From Seth Cohen comes a puzzle that lines up neatly:
Seth recently came across a phenomenon known as a "river”, where spaces between words diagonally align from one line of text to the next. The following text has an 11-line river in the middle—see if you can spot it!
Before getting to rivers, let’s figure out where spaces are likely to appear in the (fictional) Fiddlish language, which includes only three- and four-letter words. These words are separated by spaces, but there is no other punctuation.
Suppose a line of Fiddlish text is generated such that each next word has a 50 percent chance of being three letters and a 50 percent chance of being four letters.
Suppose a line has many, many, many words. What is the probability that any given character deep into the line is a space?
I solved a more general case. Consider a line where each word has a 50-50 chance of being $m$ or $n$ letters long, and each word is separated by exactly one space. In a line with many, many, many words, we can expect half the words to be $m$ letters long and half the words to be $n$ letters long.
It would be expected to have 2 spaces for every $m+n$ letters. The probability than any character is a space is :
$$\boxed{\frac{2}{m+n+2}}$$For $m=3$ and $n=4$,
$$\boxed{\frac{2}{9}}$$Now let’s look for some rivers of text!
Fiddlish is written using a monospace font, meaning each character (including spaces) takes up the same amount of horizontal space. As before, lines of text are very, very long, and each next word has a 50 percent chance of being three letters and a 50 percent chance of being four letters. Each line begins with a new word (i.e., words at the end of a line are not hyphenated into the next line).
Suppose the 12th character of a specific line of text is a space. You want to know how long the river down and to the right from this space will be. For example, suppose the 13th character on the next line and the 14th character on the line after that are both spaces, but the 15th character on the very next line is not a space.
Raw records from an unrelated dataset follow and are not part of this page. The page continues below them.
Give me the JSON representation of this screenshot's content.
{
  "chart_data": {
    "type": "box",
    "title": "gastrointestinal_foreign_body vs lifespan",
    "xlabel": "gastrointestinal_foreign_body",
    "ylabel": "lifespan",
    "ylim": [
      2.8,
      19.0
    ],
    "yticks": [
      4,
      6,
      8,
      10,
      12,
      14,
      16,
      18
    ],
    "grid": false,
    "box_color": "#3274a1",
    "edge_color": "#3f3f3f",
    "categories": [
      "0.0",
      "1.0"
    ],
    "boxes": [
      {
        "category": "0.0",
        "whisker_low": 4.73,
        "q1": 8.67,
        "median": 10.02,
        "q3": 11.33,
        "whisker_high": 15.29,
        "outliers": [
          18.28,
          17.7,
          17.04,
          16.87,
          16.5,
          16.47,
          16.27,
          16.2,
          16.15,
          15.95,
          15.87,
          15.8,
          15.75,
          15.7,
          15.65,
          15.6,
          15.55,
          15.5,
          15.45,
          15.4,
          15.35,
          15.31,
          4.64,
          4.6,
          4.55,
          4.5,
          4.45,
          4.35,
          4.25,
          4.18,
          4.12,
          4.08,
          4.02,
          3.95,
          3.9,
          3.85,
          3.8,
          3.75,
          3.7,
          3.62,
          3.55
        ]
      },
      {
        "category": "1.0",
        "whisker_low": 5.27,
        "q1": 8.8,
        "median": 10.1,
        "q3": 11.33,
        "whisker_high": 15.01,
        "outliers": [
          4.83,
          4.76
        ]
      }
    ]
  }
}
In this case, the river would have a length of 3. (By this definition, the length of the river is always at least 1.)
On average, how long do you expect the resulting river from the given space (again, the 12th character in its line) to be?
The last character that is guaranteed to never be a space can also be solved generally. This aspect of the problem is identical to the Postage Stamp Problem or Chicken McNugget Problem.
Including the spaces, the $GCF(m+1, n+1) = 1$.
Evaluating $(m+1)(n+1) - (m+1) - (n+1) = mn-1$ for $m=3$ and $n=4$ yields $\boxed{11}$.
It is now known the given line with 12th character space is must be the start of the river.